Attendance started dropping after year 1 before ASG came into the picture. The only time after year 1 that attendance was over 16K after the first year was under ASG ownership. Attendance still dropped the year after they made their one playoff run. While they didn't make the playoffs after that they weren't awful just mediocre
So this conspiracy theory that ASG was tanking for 7 straight years just doesn't hold water.
It's pretty much established fact that Atlanta Spirit wanted to sell the team the moment they bought it, because they simply didn't want it in their arena. It's also established fact that a rift developed between Steve Belkin (the owner based out of Boston) and the rest of the group that prevented any attempt to flip the team.
The remaining owners, having just spent to the cap in 2005 in an attempt to maximize potential sale revenue, tanked the team with poor signings and bad trades (Zhitnik for Coburn, anyone?) as the court battle between Atlanta Spirit and Belkin persisted. Those moves disheartened the diehard fans, and made it less appealing for folks to have a desire to sit in traffic for an hour or more to watch an intentionally created dumpster fire lose another game. Furthermore, it caused pessimism and uncertainty among the fans to develop. Many of us didn't want to admit it at the time, but the fear that the team would move once the case was settled did rest in the back of most people's minds as rumors continued to swirl about the team's future in the market.
I'm sure you'll point to the acquisition of Dustin Byfuglien and Andrew Ladd and say not all the trades were bad. And you'd be correct, until you consider that Belkin reached a settlement agreement with the remaining owners in December 2010. This is something that had been in the works for a while, but once the settlement was reached, there was nothing stopping Atlanta Spirit from selling the team.
The presence of young and highly touted players like Bogosian and Kane, as well as successful vets like Byfuglien and Ladd, allowed Atlanta Spirit to get as much as they did for the team without them spending to the cap. One might ask how an ownership group could be so derelict, could mismanage their assets in this way, and the very idea that it was by design all adds up to something that seems incredibly illogical. You'd be right. It is illogical. It doesn't make any sense whatsoever. But it happened. Much of the Atlanta Spirit and Ted Turner/AOL saga of Thrashers ownership was published in an article in The Athletic earlier this year.
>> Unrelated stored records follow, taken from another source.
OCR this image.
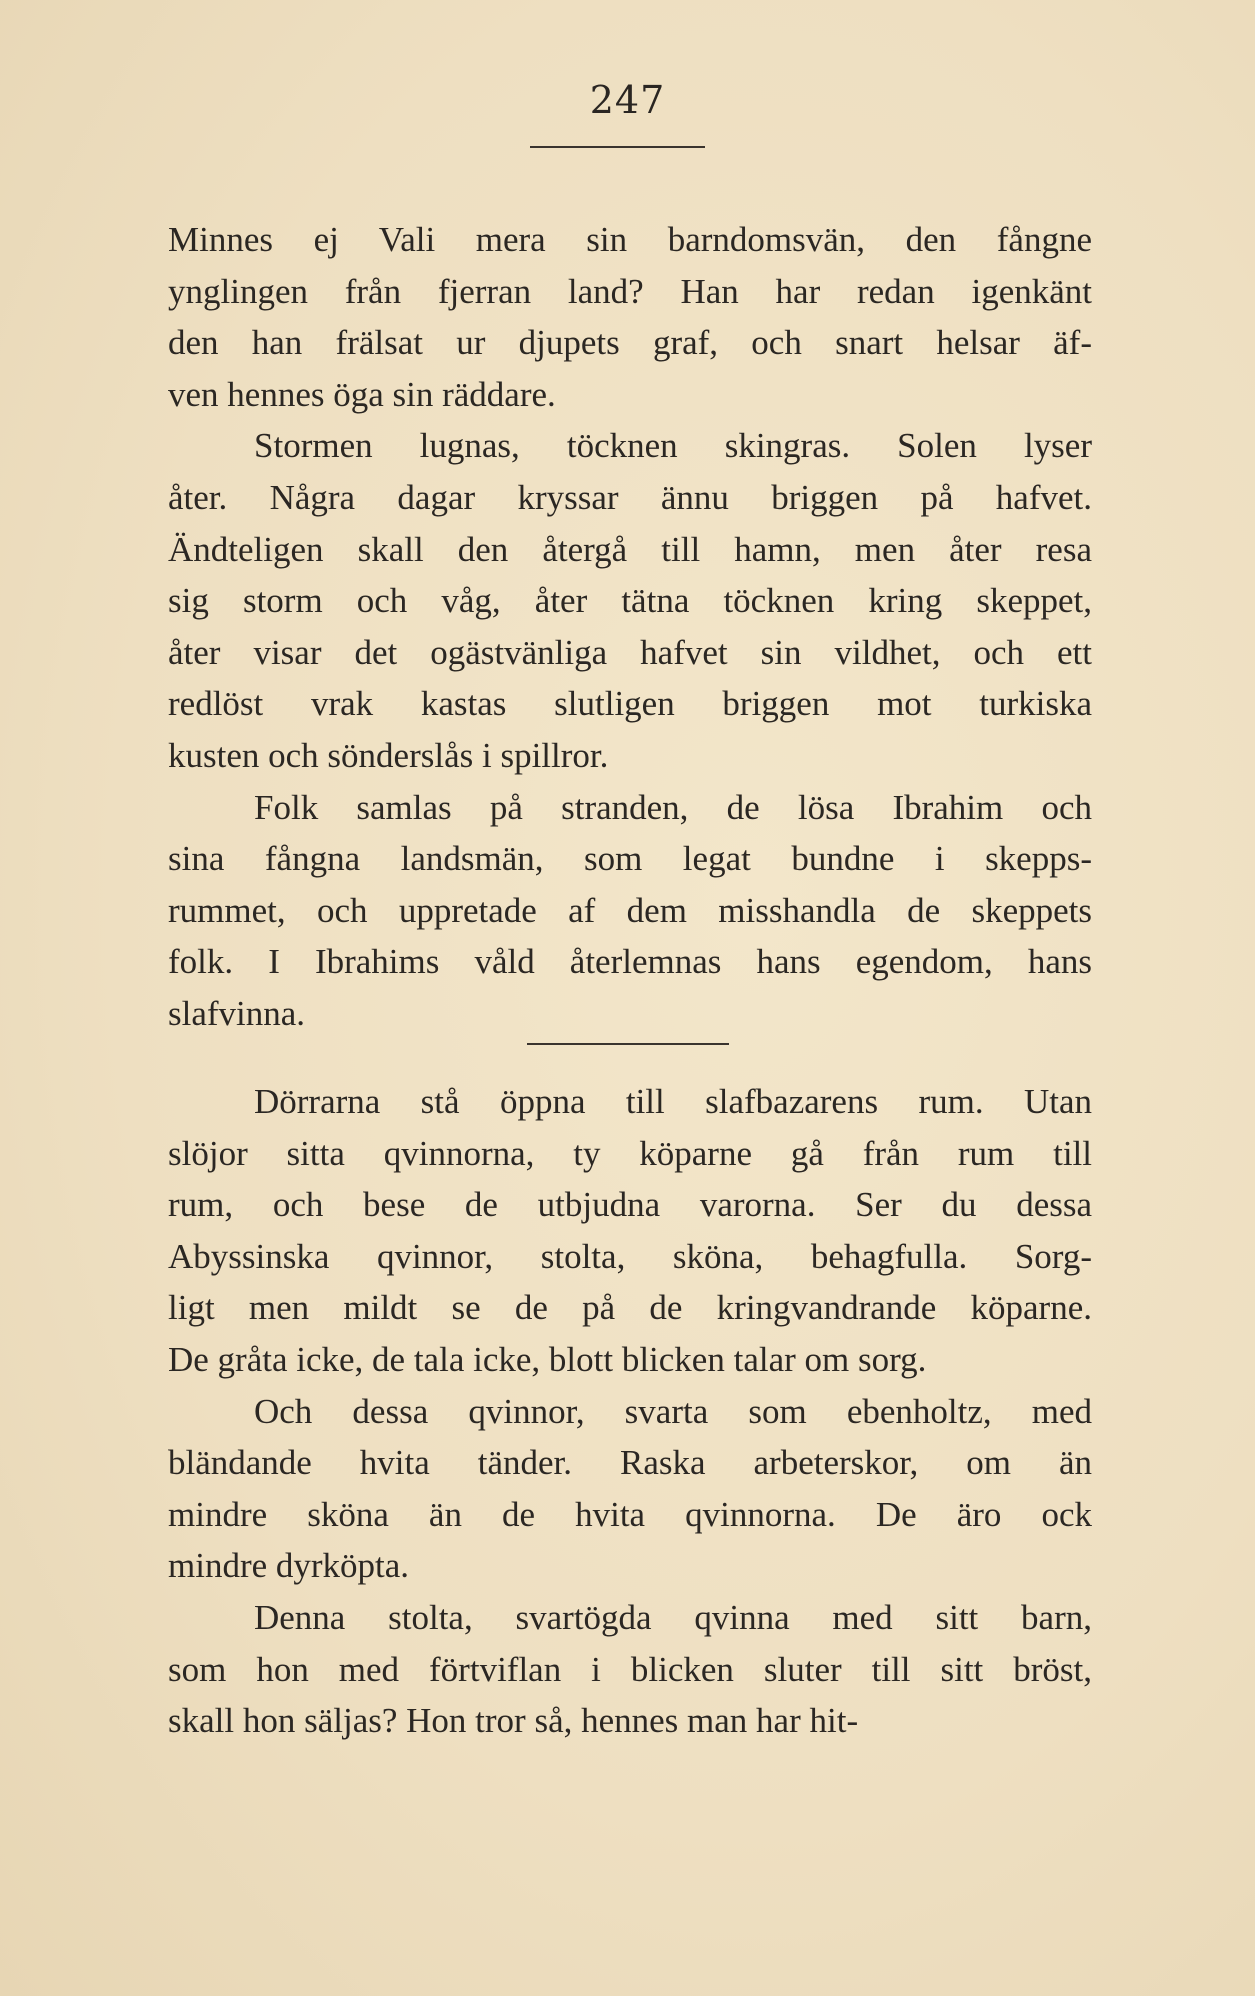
247

Minnes ej Vali mera sin barndomsvän, den fångne

ynglingen från fjerran land? Han har redan igenkänt

den han frälsat ur djupets graf, och snart helsar äf-

ven hennes öga sin räddare.

Stormen lugnas, töcknen skingras. Solen lyser

åter. Några dagar kryssar ännu briggen på hafvet.

Ändteligen skall den återgå till hamn, men åter resa

sig storm och våg, åter tätna töcknen kring skeppet,

åter visar det ogästvänliga hafvet sin vildhet, och ett

redlöst vrak kastas slutligen briggen mot turkiska

kusten och sönderslås i spillror.

Folk samlas på stranden, de lösa Ibrahim och

sina fångna landsmän, som legat bundne i skepps-

rummet, och uppretade af dem misshandla de skeppets

folk. I Ibrahims våld återlemnas hans egendom, hans

slafvinna.

Dörrarna stå öppna till slafbazarens rum. Utan

slöjor sitta qvinnorna, ty köparne gå från rum till

rum, och bese de utbjudna varorna. Ser du dessa

Abyssinska qvinnor, stolta, sköna, behagfulla. Sorg-

ligt men mildt se de på de kringvandrande köparne.

De gråta icke, de tala icke, blott blicken talar om sorg.

Och dessa qvinnor, svarta som ebenholtz, med

bländande hvita tänder. Raska arbeterskor, om än

mindre sköna än de hvita qvinnorna. De äro ock

mindre dyrköpta.

Denna stolta, svartögda qvinna med sitt barn,

som hon med förtviflan i blicken sluter till sitt bröst,

skall hon säljas? Hon tror så, hennes man har hit-
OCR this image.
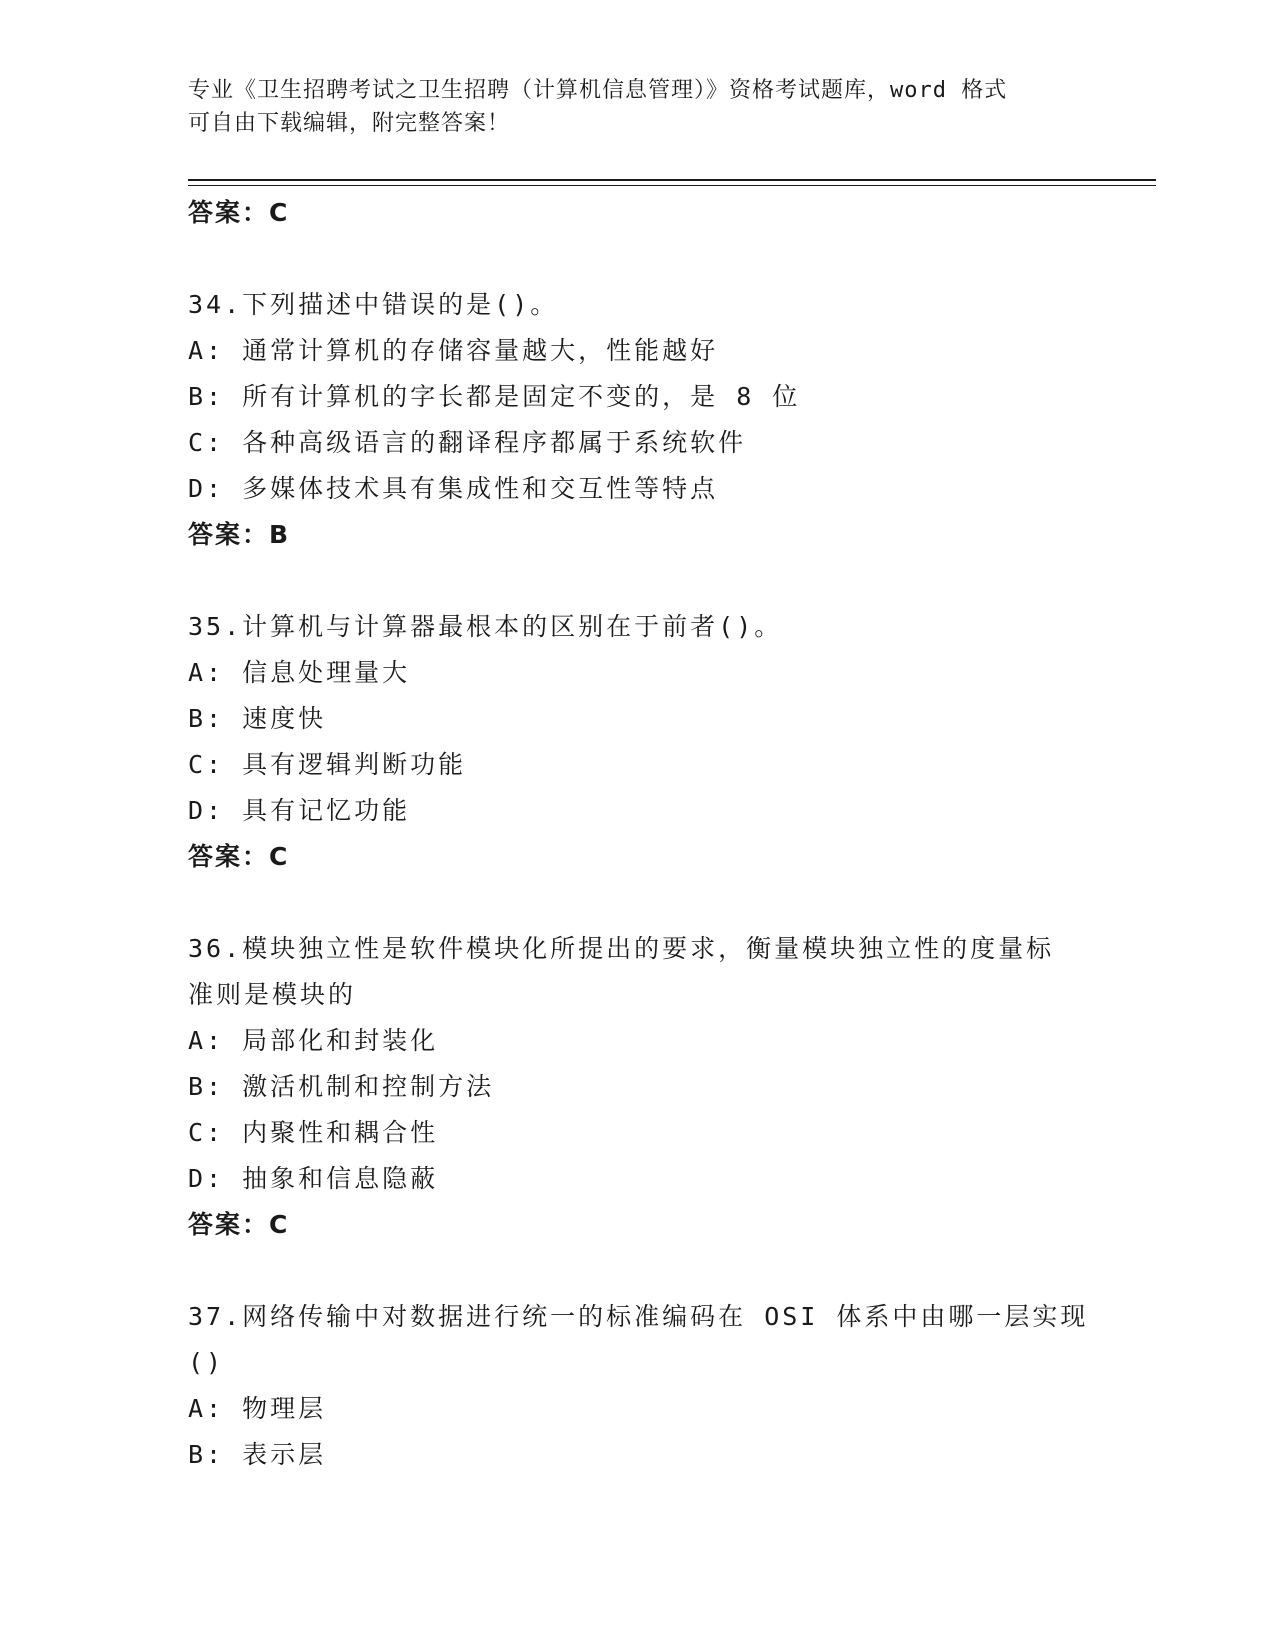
专业《卫生招聘考试之卫生招聘（计算机信息管理）》资格考试题库，word 格式
可自由下载编辑，附完整答案！
答案：C
34.下列描述中错误的是()。
A: 通常计算机的存储容量越大，性能越好
B: 所有计算机的字长都是固定不变的，是 8 位
C: 各种高级语言的翻译程序都属于系统软件
D: 多媒体技术具有集成性和交互性等特点
答案：B
35.计算机与计算器最根本的区别在于前者()。
A: 信息处理量大
B: 速度快
C: 具有逻辑判断功能
D: 具有记忆功能
答案：C
36.模块独立性是软件模块化所提出的要求，衡量模块独立性的度量标
准则是模块的
A: 局部化和封装化
B: 激活机制和控制方法
C: 内聚性和耦合性
D: 抽象和信息隐蔽
答案：C
37.网络传输中对数据进行统一的标准编码在 OSI 体系中由哪一层实现
()
A: 物理层
B: 表示层
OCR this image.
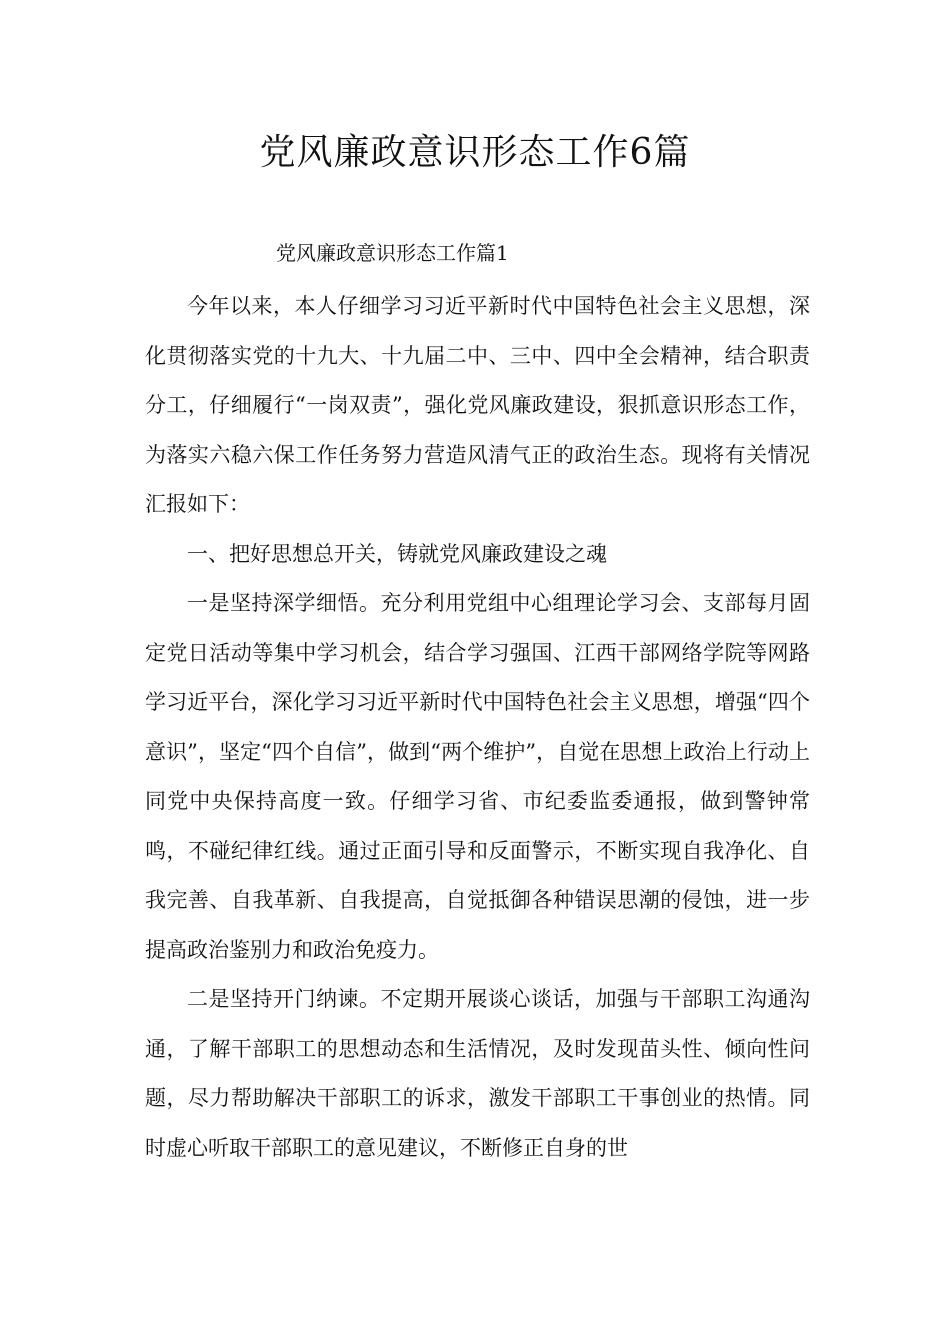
党风廉政意识形态工作6篇
党风廉政意识形态工作篇1

今年以来，本人仔细学习习近平新时代中国特色社会主义思想，深化贯彻落实党的十九大、十九届二中、三中、四中全会精神，结合职责分工，仔细履行“一岗双责”，强化党风廉政建设，狠抓意识形态工作，为落实六稳六保工作任务努力营造风清气正的政治生态。现将有关情况汇报如下：

一、把好思想总开关，铸就党风廉政建设之魂

一是坚持深学细悟。充分利用党组中心组理论学习会、支部每月固定党日活动等集中学习机会，结合学习强国、江西干部网络学院等网路学习近平台，深化学习习近平新时代中国特色社会主义思想，增强“四个意识”，坚定“四个自信”，做到“两个维护”，自觉在思想上政治上行动上同党中央保持高度一致。仔细学习省、市纪委监委通报，做到警钟常鸣，不碰纪律红线。通过正面引导和反面警示，不断实现自我净化、自我完善、自我革新、自我提高，自觉抵御各种错误思潮的侵蚀，进一步提高政治鉴别力和政治免疫力。

二是坚持开门纳谏。不定期开展谈心谈话，加强与干部职工沟通沟通，了解干部职工的思想动态和生活情况，及时发现苗头性、倾向性问题，尽力帮助解决干部职工的诉求，激发干部职工干事创业的热情。同时虚心听取干部职工的意见建议，不断修正自身的世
Folks don't have to like the fact that the league considers the Atlanta market different now than it was 12 years ago, and that the league is open to the possibility of giving the market a third try. However, with all the new rules in place, with a more robust vetting of potential ownership (likely as a direct result to having dealt with Atlanta Spirit from 2004 until 2011), the team would almost assuredly find instant success. But that's a chapter that has yet to be written.
Hope this clears things up. Or, is my direct knowledge of the situation at the time also mere "conspiracy theory"?